A viewing angle range (hereinafter referred to as viewing angle) is an important performance index of a liquid crystal display panel. In the liquid crystal display panel, a polarization state of light can be changed through regulating an alignment of liquid crystal molecules. In this manner, a flux between an upper polarizer layer and a lower polarizer layer can be controlled, and the display function can be realized. Due to the influence of optical anisotropy of the liquid crystal molecules, the viewing angle of the liquid crystal display device is smaller than that of a cathode-ray tube display device. With the development of technology, in order to enlarge the viewing angle of the liquid crystal display device, multi-domain vertical alignment (MVA) mode, in-plane switching (IPS) mode, and fringe field switching (FFS) mode have been brought about successively, and wide viewing angle display of the liquid crystal display device has been realized.
Although wide viewing angle has become the trend for the development of liquid crystal display device, under certain circumstances, it is required that the liquid crystal display device has the function of switching between wide viewing angle and narrow viewing angle. As to portable electronic devices using liquid crystal display, such as cell phones, palmtops, and laptops, such requirement is especially urgent. For example, there are times when the user needs to share images on the portable electronic device with others and there are other times when he/she does not want others to see the images on the portable electronic device for the privacy sake. Therefore, it is necessary to provide a liquid crystal display panel with adjustable viewing angle.
In the prior art, in order to realize switching between wide viewing angle and narrow viewing angle, the following solutions are proposed.
1. Using shutter barrier film. When it is hoped that the liquid crystal panel displays images under narrow viewing angle, the user places the shutter barrier film on the screen of the liquid crystal display panel. Such approach requires the user to carry the shutter barrier film along, and thus is very inconvenient to operate.

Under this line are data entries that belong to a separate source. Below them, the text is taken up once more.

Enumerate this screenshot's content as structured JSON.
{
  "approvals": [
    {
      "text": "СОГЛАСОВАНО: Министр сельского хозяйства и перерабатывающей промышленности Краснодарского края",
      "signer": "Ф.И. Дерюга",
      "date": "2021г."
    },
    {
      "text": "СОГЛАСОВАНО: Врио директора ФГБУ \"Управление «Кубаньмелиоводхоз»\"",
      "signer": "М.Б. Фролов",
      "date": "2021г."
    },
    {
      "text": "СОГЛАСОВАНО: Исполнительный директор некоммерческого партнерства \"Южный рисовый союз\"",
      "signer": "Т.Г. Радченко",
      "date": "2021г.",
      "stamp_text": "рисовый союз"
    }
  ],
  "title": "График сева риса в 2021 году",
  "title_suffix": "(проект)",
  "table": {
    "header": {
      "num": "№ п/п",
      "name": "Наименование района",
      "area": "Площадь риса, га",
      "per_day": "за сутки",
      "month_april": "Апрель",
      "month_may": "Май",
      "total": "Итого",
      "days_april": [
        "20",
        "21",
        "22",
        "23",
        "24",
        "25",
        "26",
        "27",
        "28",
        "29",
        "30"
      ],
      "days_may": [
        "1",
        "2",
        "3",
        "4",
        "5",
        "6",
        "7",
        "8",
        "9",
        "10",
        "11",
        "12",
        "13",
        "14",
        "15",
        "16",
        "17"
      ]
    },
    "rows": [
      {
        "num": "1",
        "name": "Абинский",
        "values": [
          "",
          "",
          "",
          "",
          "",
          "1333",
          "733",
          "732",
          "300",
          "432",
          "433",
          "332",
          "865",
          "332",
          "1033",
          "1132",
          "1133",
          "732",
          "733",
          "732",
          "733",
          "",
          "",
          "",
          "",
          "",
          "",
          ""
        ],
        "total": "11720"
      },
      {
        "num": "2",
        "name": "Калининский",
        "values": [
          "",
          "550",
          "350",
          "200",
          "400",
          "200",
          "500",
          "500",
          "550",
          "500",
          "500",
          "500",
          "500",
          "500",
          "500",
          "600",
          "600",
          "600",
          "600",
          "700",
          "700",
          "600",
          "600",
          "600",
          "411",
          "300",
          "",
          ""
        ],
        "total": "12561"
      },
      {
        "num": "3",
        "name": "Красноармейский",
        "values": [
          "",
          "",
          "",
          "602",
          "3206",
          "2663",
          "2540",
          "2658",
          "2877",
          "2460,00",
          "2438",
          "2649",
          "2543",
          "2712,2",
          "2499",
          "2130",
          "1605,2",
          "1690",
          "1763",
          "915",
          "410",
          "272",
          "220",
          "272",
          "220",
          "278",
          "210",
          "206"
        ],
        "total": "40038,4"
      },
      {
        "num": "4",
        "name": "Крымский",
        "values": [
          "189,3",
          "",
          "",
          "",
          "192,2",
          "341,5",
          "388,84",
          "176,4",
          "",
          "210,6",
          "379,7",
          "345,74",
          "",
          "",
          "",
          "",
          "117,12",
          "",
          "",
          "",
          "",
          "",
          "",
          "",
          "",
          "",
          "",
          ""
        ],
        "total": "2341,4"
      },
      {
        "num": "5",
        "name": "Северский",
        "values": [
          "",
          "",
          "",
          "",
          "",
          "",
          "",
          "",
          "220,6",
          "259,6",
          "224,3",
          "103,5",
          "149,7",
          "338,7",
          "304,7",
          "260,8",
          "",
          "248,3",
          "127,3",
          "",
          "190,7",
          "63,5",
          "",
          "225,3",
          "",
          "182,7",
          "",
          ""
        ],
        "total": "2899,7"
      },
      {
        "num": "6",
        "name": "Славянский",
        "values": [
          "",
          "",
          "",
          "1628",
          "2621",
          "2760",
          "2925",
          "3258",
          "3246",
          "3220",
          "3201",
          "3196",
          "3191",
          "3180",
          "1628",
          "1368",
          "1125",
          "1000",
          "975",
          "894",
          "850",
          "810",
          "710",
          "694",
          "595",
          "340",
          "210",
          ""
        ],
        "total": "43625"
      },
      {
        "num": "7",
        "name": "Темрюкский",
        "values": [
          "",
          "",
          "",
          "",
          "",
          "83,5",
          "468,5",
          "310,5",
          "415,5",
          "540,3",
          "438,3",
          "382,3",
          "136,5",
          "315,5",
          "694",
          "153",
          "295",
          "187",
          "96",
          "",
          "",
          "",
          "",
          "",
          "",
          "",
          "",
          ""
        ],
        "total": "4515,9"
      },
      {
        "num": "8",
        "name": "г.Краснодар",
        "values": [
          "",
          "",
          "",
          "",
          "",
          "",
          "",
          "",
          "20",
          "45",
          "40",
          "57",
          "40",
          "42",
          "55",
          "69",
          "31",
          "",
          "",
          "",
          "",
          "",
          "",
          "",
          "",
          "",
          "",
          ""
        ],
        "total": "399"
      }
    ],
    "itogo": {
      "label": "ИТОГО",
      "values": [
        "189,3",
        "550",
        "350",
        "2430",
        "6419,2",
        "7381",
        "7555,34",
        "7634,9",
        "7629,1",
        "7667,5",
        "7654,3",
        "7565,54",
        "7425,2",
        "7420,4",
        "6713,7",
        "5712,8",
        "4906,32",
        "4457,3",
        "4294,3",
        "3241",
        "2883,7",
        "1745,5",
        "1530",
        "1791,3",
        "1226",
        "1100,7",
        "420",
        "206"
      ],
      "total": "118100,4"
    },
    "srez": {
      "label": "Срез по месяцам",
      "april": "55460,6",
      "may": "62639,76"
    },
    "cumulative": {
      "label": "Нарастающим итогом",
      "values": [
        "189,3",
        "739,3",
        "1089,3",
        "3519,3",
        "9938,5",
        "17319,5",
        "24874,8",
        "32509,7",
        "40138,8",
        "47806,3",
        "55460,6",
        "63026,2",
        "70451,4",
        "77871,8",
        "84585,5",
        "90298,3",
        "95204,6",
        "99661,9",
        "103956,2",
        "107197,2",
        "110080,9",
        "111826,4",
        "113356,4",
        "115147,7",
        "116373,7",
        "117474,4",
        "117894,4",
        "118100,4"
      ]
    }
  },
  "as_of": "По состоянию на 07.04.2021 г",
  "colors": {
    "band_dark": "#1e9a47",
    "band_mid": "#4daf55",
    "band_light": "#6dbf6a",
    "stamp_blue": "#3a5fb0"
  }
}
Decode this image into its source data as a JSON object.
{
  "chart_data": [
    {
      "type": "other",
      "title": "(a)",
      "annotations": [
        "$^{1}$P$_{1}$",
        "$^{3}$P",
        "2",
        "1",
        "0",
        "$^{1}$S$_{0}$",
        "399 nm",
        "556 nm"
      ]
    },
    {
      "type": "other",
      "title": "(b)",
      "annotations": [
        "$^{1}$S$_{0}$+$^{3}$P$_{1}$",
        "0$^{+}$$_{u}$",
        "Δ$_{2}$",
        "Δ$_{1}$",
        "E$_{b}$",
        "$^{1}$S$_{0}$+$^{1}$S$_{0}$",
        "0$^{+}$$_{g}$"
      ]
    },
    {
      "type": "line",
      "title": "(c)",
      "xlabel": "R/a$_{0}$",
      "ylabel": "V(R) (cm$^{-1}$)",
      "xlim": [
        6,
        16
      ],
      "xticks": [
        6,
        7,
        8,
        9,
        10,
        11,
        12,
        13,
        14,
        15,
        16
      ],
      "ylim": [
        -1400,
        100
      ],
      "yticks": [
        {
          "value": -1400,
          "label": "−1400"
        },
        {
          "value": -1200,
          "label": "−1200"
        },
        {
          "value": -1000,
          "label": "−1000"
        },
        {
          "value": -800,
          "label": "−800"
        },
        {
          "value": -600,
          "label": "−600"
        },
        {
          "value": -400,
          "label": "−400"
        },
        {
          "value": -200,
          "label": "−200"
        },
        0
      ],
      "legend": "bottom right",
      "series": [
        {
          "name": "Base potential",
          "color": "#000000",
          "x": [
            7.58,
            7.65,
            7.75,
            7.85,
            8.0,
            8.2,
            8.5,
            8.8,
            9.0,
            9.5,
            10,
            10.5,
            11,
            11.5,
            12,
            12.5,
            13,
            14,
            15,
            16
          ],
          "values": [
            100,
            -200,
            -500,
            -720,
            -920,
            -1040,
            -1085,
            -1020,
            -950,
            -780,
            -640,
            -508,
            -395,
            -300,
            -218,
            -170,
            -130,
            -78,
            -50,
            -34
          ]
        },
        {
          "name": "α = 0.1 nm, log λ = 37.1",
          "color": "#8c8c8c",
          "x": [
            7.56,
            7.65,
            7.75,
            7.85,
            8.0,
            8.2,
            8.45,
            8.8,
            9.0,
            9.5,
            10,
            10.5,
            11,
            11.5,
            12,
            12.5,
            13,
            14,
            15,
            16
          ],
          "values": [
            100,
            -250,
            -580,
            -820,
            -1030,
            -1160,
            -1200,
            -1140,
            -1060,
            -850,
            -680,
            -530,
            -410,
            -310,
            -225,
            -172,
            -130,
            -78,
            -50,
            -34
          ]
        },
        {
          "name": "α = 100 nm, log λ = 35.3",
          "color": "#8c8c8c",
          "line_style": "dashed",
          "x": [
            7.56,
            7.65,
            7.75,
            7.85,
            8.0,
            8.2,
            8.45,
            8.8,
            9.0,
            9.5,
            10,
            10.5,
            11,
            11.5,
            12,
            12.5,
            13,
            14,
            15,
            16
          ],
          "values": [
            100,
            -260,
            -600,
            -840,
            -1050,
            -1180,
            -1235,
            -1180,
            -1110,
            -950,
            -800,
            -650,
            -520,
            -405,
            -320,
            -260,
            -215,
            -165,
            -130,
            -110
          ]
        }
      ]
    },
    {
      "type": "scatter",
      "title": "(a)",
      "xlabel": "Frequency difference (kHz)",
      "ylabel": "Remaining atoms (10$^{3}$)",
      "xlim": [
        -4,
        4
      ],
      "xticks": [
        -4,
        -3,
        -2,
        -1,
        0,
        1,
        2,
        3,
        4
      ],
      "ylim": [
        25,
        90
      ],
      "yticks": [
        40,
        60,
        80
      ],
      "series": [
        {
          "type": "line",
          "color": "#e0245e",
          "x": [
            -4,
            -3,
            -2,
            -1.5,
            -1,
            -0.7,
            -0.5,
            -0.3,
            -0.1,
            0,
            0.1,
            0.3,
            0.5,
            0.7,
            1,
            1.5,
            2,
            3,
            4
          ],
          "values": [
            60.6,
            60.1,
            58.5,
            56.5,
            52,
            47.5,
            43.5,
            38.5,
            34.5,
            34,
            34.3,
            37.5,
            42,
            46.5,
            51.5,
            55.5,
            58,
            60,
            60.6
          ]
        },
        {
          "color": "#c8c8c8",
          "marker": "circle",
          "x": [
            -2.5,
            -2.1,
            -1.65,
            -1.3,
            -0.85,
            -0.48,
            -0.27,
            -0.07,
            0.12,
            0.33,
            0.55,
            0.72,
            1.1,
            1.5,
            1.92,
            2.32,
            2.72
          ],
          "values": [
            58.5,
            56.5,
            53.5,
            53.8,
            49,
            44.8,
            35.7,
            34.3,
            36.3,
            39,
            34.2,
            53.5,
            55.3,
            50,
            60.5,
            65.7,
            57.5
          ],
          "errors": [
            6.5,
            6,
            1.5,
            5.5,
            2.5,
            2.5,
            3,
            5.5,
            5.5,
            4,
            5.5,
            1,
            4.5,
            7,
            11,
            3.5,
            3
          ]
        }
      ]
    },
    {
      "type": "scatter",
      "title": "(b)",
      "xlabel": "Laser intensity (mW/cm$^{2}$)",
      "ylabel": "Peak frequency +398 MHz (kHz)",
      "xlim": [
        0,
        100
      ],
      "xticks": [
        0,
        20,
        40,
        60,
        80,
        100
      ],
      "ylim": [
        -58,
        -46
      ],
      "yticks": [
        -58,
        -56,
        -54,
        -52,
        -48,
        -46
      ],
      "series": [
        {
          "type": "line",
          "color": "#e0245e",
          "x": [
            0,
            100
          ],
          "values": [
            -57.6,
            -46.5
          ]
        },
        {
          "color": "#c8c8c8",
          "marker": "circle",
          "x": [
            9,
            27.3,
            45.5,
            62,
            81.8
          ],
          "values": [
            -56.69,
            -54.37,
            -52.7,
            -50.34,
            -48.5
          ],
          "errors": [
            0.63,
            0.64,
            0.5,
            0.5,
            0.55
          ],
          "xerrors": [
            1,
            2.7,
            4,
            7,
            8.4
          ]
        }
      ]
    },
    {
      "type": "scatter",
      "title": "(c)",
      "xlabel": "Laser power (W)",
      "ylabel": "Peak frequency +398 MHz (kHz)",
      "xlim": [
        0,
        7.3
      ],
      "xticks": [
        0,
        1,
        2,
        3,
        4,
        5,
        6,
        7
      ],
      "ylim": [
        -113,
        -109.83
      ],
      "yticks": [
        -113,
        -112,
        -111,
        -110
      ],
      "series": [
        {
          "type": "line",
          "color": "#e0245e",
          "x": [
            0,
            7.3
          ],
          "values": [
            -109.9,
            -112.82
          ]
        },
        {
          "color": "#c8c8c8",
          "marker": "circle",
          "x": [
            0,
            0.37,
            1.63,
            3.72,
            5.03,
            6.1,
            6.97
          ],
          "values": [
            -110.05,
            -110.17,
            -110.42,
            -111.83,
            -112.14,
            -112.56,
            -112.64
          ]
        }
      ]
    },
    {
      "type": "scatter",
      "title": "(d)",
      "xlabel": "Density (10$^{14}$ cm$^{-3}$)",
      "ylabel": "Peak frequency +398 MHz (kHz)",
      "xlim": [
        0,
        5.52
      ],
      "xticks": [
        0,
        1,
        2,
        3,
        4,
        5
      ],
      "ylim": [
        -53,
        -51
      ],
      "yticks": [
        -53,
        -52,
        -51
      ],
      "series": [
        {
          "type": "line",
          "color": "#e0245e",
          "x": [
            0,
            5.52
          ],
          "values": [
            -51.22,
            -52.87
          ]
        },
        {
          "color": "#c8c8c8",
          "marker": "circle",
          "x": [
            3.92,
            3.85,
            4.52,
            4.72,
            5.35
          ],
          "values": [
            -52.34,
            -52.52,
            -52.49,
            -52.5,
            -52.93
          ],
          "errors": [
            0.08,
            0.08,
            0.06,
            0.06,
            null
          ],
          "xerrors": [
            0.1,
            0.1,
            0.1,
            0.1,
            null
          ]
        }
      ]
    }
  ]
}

2. Using double backlight system. In a double backlight system, a common backlight system is used to realize a wide angle display and another alignment backlight system is used to realize narrow angle display. However, in such method, the production cost, thickness and the energy consumption of the liquid crystal display panel will be increased undoubtedly.
3. Using asymmetrical electrodes, i.e., combining asymmetrical electrodes with corresponding driving methods. In such method, multiple electrode drivers are generally needed, which are complicated to be realized.
The abovementioned liquid crystal display panel cannot satisfy requirements for portable electronic devices in both aspects of size and power consumption. In the prior art, there are liquid crystal display panels that adopt two-phase pixel technology, which enables liquid crystal molecules to deflect to a certain angle by controlling the voltage of the electrode on the lower substrate, so as to realize switching between the wide viewing angle mode and the narrow viewing angle mode. FIG. 1 schematically shows a deflection of liquid crystal molecules under an action of an electric field in the liquid crystal display panel. A liquid crystal layer is arranged between an upper substrate 10 and a lower substrate 20, and pixel units are divided into a main pixel area 100 and a sub pixel area 200. A planar common electrode 110 and a bar-shaped pixel electrode 120 are arranged on the lower substrate corresponding to the two pixel areas, and an insulation layer 112 is arranged between the common electrode 110 and the pixel electrode 120 as a barrier. Electric field generated from different voltages on the common electrode 110 and the pixel electrode 120 will act on the liquid crystal molecules. However, the electric field generated as such is rather weak, and thus a viewing angle control effect obtained therein is poor.
The present disclosure proposes a new liquid crystal display panel with an adjustable viewing angle and a method for controlling the viewing angle so as to satisfy the demand of portable electronic device for circuit stability, weight and power consumption thereof.